What Are The Different Parts Of A Song Called?

Many creative individuals believe that the creative process is meant to be chaotic. From that chaos, beauty arises, they say. They believe that rules constrain and limit creativity. Though, there are others who debate that rules of creative arts are, in essence, the art itself.

Singing is one of the most ancient arts created by humans. Through the ages, certain songs were better received than others. It’s through this selection process that the rules for effective songwriting were discovered, rather than made.

Different parts of a song deliver different messages. Knowing the name and function of each part will help you channel your creativity effectively. Song parts and structures vary by genre and by the artist. Let’s take a look at various parts of a song and the messages they convey.

Main Parts of a Song

The main parts of a song are the intro, verse, chorus, and outro. These are the parts that the majority of songs incorporate. 


An intro to a song is like the first chapter of a novel. It makes or breaks the whole work. An intro has to be catchy, but not overwhelming. It should also ease the listener into the song without being pushy.

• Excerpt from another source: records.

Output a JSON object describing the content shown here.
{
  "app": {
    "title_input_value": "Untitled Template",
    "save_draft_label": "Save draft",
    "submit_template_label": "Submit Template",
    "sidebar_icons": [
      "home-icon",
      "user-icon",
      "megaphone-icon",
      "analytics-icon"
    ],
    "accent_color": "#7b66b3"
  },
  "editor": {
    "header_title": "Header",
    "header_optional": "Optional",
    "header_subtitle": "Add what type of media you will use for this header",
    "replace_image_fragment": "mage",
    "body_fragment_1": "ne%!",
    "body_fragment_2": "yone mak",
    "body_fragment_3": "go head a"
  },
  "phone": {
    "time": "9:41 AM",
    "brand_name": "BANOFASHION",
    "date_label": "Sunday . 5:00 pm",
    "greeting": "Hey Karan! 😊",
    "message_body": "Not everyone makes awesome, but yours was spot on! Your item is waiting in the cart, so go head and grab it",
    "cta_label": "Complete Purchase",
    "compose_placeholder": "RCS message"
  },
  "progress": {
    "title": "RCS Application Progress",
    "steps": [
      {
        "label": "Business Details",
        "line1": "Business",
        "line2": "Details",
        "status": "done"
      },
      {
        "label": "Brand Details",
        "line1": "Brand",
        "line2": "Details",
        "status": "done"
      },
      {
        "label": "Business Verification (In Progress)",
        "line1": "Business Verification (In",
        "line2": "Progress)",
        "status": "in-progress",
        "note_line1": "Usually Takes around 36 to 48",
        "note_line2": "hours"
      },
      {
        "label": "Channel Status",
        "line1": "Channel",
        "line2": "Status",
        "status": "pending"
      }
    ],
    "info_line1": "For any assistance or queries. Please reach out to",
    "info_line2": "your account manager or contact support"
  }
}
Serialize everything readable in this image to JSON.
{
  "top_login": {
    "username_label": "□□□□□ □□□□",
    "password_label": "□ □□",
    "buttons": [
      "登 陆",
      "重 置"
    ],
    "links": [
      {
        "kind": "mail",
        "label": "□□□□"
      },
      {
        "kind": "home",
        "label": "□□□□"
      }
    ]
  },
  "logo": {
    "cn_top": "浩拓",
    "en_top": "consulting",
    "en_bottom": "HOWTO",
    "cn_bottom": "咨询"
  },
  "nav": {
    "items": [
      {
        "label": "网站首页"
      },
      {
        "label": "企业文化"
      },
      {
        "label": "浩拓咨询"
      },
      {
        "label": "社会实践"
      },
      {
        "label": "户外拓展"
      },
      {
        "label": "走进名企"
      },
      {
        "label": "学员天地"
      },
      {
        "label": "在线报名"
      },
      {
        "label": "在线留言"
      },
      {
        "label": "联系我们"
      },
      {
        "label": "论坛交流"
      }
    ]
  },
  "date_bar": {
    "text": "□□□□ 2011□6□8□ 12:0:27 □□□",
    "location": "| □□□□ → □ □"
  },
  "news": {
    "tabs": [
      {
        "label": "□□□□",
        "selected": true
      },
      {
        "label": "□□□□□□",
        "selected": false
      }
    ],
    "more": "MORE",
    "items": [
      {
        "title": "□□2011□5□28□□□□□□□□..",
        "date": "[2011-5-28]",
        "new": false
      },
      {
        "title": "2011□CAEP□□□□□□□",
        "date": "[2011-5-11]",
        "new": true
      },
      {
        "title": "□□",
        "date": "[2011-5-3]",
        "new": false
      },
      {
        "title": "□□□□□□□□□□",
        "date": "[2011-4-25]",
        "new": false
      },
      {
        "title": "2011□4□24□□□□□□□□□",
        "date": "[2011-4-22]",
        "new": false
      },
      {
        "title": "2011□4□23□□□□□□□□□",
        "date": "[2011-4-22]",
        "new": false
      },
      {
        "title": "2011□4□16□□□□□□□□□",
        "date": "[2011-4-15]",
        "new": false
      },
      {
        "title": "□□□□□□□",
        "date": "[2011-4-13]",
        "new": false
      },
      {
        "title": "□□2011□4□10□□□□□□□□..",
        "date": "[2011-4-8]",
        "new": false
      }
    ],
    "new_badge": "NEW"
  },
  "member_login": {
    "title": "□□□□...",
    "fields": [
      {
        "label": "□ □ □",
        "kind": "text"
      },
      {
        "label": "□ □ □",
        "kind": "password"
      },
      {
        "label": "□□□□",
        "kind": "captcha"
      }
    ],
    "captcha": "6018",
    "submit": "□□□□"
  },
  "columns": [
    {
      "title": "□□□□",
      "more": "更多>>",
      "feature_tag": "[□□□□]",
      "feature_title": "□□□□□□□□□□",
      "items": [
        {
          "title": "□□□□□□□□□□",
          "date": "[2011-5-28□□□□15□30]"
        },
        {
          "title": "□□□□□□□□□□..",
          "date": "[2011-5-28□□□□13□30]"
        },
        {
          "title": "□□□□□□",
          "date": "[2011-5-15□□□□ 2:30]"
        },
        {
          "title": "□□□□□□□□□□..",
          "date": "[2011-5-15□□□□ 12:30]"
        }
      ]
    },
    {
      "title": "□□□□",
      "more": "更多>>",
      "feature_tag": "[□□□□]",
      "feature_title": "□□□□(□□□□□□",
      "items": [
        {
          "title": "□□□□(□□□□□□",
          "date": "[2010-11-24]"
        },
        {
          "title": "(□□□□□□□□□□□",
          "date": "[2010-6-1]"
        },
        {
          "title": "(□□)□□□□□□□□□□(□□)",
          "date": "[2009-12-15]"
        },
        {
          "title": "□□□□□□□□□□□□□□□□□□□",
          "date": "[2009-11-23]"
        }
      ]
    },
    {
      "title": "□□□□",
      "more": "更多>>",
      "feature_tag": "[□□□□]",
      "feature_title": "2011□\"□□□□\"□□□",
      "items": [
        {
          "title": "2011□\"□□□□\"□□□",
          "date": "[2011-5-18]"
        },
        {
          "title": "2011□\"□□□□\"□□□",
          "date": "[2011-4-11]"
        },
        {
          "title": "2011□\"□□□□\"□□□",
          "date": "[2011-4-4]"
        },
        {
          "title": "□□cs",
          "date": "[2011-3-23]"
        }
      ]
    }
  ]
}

It usually sets the tempo and rhythm of the whole song, but not always. Sometimes, intros have no relation to the rest of the song. In that case, they only act as a musical hook to grab and keep the attention of the audience.


The verse is where the story develops and comes to life. The intro gets the audience interested, but the verses are what keep them listening. Just as chapters in a novel expand the story, so do verses. Each verse builds on top of the previous until the story is complete.

As a songwriter, you should aim to write two to three verses per song. With most commercial songs being three to five minutes long, this should fit nicely within the time frame of the song. A verse, typically, should be less than one minute long.


The chorus is the pinnacle of the song. It’s the ultimate message that the song wants to deliver. It can be a condensed summary of the story, or it can shed light upon a specifically important part. Sometimes the songwriter can create a conversation of verses and the chorus.

The chorus is repeated in between the verses, and it always contains the same words and has the same melody. A chorus stresses the delivery of a message through repetition. 

Usually, the chorus is the part that people remember the most about the song. Many songwriters use the song’s name in the lyrics of the chorus.


An outro can be as simple as a few words being repeated while the sound gets quieter and quieter until it fades away. In other cases, it can be just a melody without any lyrics. Either way, the outro serves as a closure to the story.

It’s the final scene in a movie or the last chapter in a novel. It can be used to assert the message of the song and leave a final impression on the audience.

Complimentary Parts of a Song

These parts aren’t always included in a song, but they can be interesting to use.


A refrain is a word or a few words that get repeated either at the start or the end of each verse. It can play the same role as the chorus. 

Songwriters who incorporate refrains in their verses usually do not implement a chorus to stress the key message of the song. 

The repeated words of the refrain in most cases consist of the song’s name and a few other words.


A pre-chorus is a short buildup that gets the audience eager to reach the climax of the chorus. In many cases, it consists of just a melody. It can be similar to a refrain when lyrics are added. Pre-chorus lyrics are short and serve to build anticipation for the chorus.


A bridge is incorporated near the end of the song. It contains unique lyrics that can serve a variety of purposes. The bridge can add a final scene to the story. It presents a unique perspective that was not shown before. 

It can serve to clarify the meaning of the story by revealing a key aspect that was hidden so far. Or, it can be a shocking surprise that changes the whole meaning of the story. Bridges are always interesting and add flavor to the song.

Song Structures

Now that we have learned about the parts of a song, let’s take a look at some song structures and see how the parts can fit together.

Common Structure

The common structure takes advantage of the most significant parts of a song. It contains two verses and a chorus. The most common song structure goes like this:

Intro – verse – chorus – verse – chorus – outro.

Bridged Structure

To spice things up, you can add a bridge to the song to deliver that extra kick.

The bridged structure goes like this:

Intro – verse – chorus – verse – chorus – bridge – chorus – outro.

No-Chorus Structure

Not using a chorus means that verses will contain refrains to deliver the climax. Excluding the chorus can be a gamble. It either pays off handsomely or crashes the song.

The no-chorus structure goes like this:

Intro – verse – verse – verse – outro.

Bridged No-Chorus Structure

The bridged no-chorus structure goes like this:

Intro – verse – verse – bridge – verse – outro.

Simple Structure

The simple structure ignores the use of many parts of the song. It depends on long verses, and can include refrains, but not always.

The simple structure goes like this:

Intro – verse – verse – verse.


It’s said that in order to break the rules, you must first learn them. Songs come in all shapes and sizes, and for you to create your own style and song structure, you first need to learn what works and what doesn’t.

Learning the rules might seem daunting, or even a waste of time. But as you go through the learning curve, you’ll get to enjoy the process. You’ll find that learning the basics opens up your creative mind and allows you to explore the world of songwriting with confidence.